A lot of the fun of a house party is in the buildup. You text your friends to coordinate arrival times; you share the mirror with your roommate as you both attempt to make your hair do things it doesn’t want to do; you ask your significant other to pick up the second-cheapest bottle of rosé at the liquor store down the block. Before you even arrive, you’ve created a tiny satellite party, and it gives you the strength and the momentum to make it to the real thing.
But sometimes you don’t have someone else to go with. Maybe it’s a party thrown by a new friend who exists outside your usual circle; maybe all your people ditched you. Maybe it’s just an event that sounded cool and you decided to say fuck it, who cares, I’ll see how it goes. What’s the point of living in [place where you live] and being [your age] years old if I always stick to the same old patterns?
Regardless of how brave you are, it can be hecka scary to walk into a house full of people where you might not know anyone. As a frequently solo party attendee, here are a few tips I’ve picked up to make it not only bearable, but sometimes even more fun than the usual grouped-up way.
1. Embrace the joy of it.
The freedom of going to a party alone can be unmooring, but so, so liberating. You don’t need to wait half an hour for your best friend to finish gluing fake eyelashes onto her real eyelashes before you can depart, and you also don’t need to leave the party before you’re ready to bounce because your gaggle has a Saturday Schedule™ to stick to.
There’s something weightless about being alone, without the burden of caring for someone else’s needs. You don’t need to feel responsible for carrying out a string of introductions or constantly checking in to make sure whoever you’re with is having a good time. All you have to care about is you, and if that means leaving after 20 minutes or staying to help the host clean up, more power to you. Framing it that way, rather than “I HAVE TO HAVE THE MOST INCREDIBLE TIME OR ELSE,” helps take the pressure off the evening. (Or day! Daytime parties rule.)
2. Also embrace the fear.
When you have a buffer person (or people) at a party, it’s easy to just spend the whole night talking to them. And that can be great! Some of my favorite nights have been spent huddled in the corner with a good friend, occasionally peeling off to engage with others (usually people we want to kiss) but then circling back to debrief and conspire and most likely go to bed early.
But other times it’s good to feel like you don’t have a safety net, to walk into a room and think well, if I don’t go talk to that person I guess I’ll be talking to nobody. And then go talk to them! I realize this sounds like a full nightmare to many people, but truly, it can be a great way to light a fire under your own butt, and it’s always much easier once you’ve broken the seal.
3. Ask questions and actually listen to the answers.
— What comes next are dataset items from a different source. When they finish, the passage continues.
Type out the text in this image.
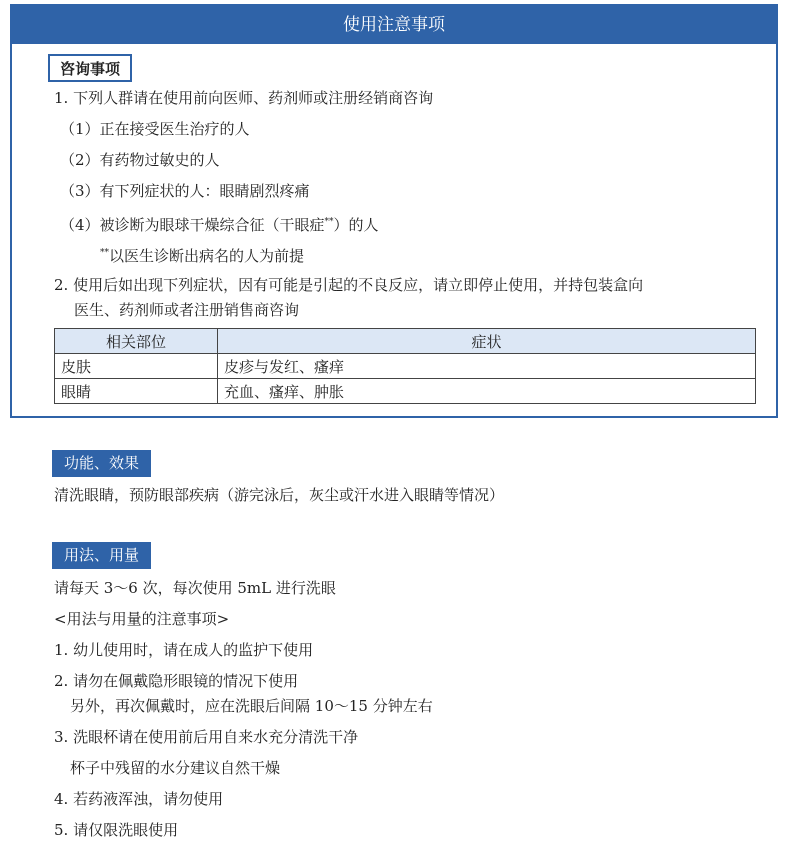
使用注意事项
咨询事项
1. 下列人群请在使用前向医师、药剂师或注册经销商咨询
（1）正在接受医生治疗的人
（2）有药物过敏史的人
（3）有下列症状的人：眼睛剧烈疼痛
（4）被诊断为眼球干燥综合征（干眼症**）的人
**以医生诊断出病名的人为前提
2. 使用后如出现下列症状，因有可能是引起的不良反应，请立即停止使用，并持包装盒向
医生、药剂师或者注册销售商咨询
相关部位	症状
皮肤	皮疹与发红、瘙痒
眼睛	充血、瘙痒、肿胀
功能、效果
清洗眼睛，预防眼部疾病（游完泳后，灰尘或汗水进入眼睛等情况）
用法、用量
请每天 3～6 次，每次使用 5mL 进行洗眼
<用法与用量的注意事项>
1. 幼儿使用时，请在成人的监护下使用
2. 请勿在佩戴隐形眼镜的情况下使用
另外，再次佩戴时，应在洗眼后间隔 10～15 分钟左右
3. 洗眼杯请在使用前后用自来水充分清洗干净
杯子中残留的水分建议自然干燥
4. 若药液浑浊，请勿使用
5. 请仅限洗眼使用
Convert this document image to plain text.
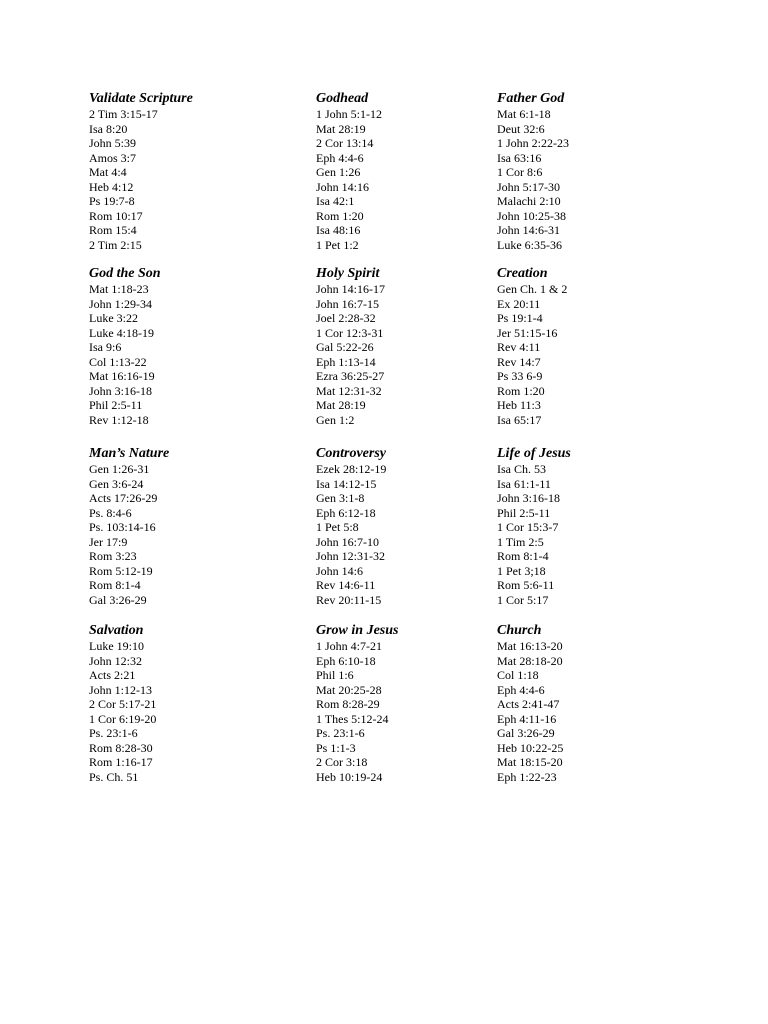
Validate Scripture
2 Tim 3:15-17
Isa 8:20
John 5:39
Amos 3:7
Mat 4:4
Heb 4:12
Ps 19:7-8
Rom 10:17
Rom 15:4
2 Tim 2:15
Godhead
1 John 5:1-12
Mat 28:19
2 Cor 13:14
Eph 4:4-6
Gen 1:26
John 14:16
Isa 42:1
Rom 1:20
Isa 48:16
1 Pet 1:2
Father God
Mat 6:1-18
Deut 32:6
1 John 2:22-23
Isa 63:16
1 Cor 8:6
John 5:17-30
Malachi 2:10
John 10:25-38
John 14:6-31
Luke 6:35-36
God the Son
Mat 1:18-23
John 1:29-34
Luke 3:22
Luke 4:18-19
Isa 9:6
Col 1:13-22
Mat 16:16-19
John 3:16-18
Phil 2:5-11
Rev 1:12-18
Holy Spirit
John 14:16-17
John 16:7-15
Joel 2:28-32
1 Cor 12:3-31
Gal 5:22-26
Eph 1:13-14
Ezra 36:25-27
Mat 12:31-32
Mat 28:19
Gen 1:2
Creation
Gen Ch. 1 & 2
Ex 20:11
Ps 19:1-4
Jer 51:15-16
Rev 4:11
Rev 14:7
Ps 33 6-9
Rom 1:20
Heb 11:3
Isa 65:17
Man’s Nature
Gen 1:26-31
Gen 3:6-24
Acts 17:26-29
Ps. 8:4-6
Ps. 103:14-16
Jer 17:9
Rom 3:23
Rom 5:12-19
Rom 8:1-4
Gal 3:26-29
Controversy
Ezek 28:12-19
Isa 14:12-15
Gen 3:1-8
Eph 6:12-18
1 Pet 5:8
John 16:7-10
John 12:31-32
John 14:6
Rev 14:6-11
Rev 20:11-15
Life of Jesus
Isa Ch. 53
Isa 61:1-11
John 3:16-18
Phil 2:5-11
1 Cor 15:3-7
1 Tim 2:5
Rom 8:1-4
1 Pet 3;18
Rom 5:6-11
1 Cor 5:17
Salvation
Luke 19:10
John 12:32
Acts 2:21
John 1:12-13
2 Cor 5:17-21
1 Cor 6:19-20
Ps. 23:1-6
Rom 8:28-30
Rom 1:16-17
Ps. Ch. 51
Grow in Jesus
1 John 4:7-21
Eph 6:10-18
Phil 1:6
Mat 20:25-28
Rom 8:28-29
1 Thes 5:12-24
Ps. 23:1-6
Ps 1:1-3
2 Cor 3:18
Heb 10:19-24
Church
Mat 16:13-20
Mat 28:18-20
Col 1:18
Eph 4:4-6
Acts 2:41-47
Eph 4:11-16
Gal 3:26-29
Heb 10:22-25
Mat 18:15-20
Eph 1:22-23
This is advice that applies to all parties, not just solo endeavors, but when I’m feeling especially exposed I find that it helps to turn my attention away from myself and onto the other partygoers. This requires a little bit of faking it until you make it, because chances are the first person you meet isn’t going to be your PARTY SOULMATE; they’ll most likely be a mildly pleasant friend of a friend who works in something called, like, "ad ops digital marketing experience consulting," and yet you will still need to ask them questions as if they are the most deeply fascinating person in the world. Pretty much everyone feels just as awkward and eager for connection as you do, and the best way to feel seen and heard is to make someone else feel seen and heard.
(On that note, repeating someone’s name back to them a couple of times is a good way to remember it. Even if it feels dorky and unnatural, try it; it’s actually very intimate.)
4. The food / drink situation is a great home base.
You know how everyone at a party always gravitates toward the kitchen even though it’s usually the smallest, most unwieldy part of the house? That’s because a kitchen gives you a purpose, even if you have just invented it in that very moment: acquire a beer or a snack, or wash your hands, or help the host. So adopt one of those purposes as your own! You can even get meta and joke about how weird it is that everyone is crammed in the kitchen when the living room is so large and empty. Why is that???? Haha!!!
Again, this is boring mom advice for all seasons, but it’s especially good to keep in mind when you’re by yourself: keep an eye on your drinking. It can be tempting to make that your sole activity when you’re alone, and especially when you want something to do with your hands (WHOSE IDEA WAS HANDS), but try swapping in water and pacing yourself. It sucks to be in a position where all of a sudden you can’t control yourself, especially when you’re not surrounded by people you trust.
5. Keep your phone in your pocket (at least for like, twenty minutes at a time).
I know: your phone is where the people who know and love you live, and is also the best way to look busy when you’re feeling awkward. But that’s why you should ditch it! You’re already shedding the comfortable armor of partying en masse, so you might as well go all in and try not to fall back on the screen-slash-shield you’ve come to love and hate. You’ll look way more approachable, and again, with any luck it’ll force you to start talking to some new folks. And if you really need to get away for a minute, to collect your thoughts and scroll through Instagram and pat yourself on the back for being so courageous, that’s why God invented bathrooms.
Congrats, you did it!
Whether you stayed all night or just popped by to say hello, chances are going alone was better than not going at all. And of course, now comes the best part of any party, solo or otherwise: the part where you get to head home.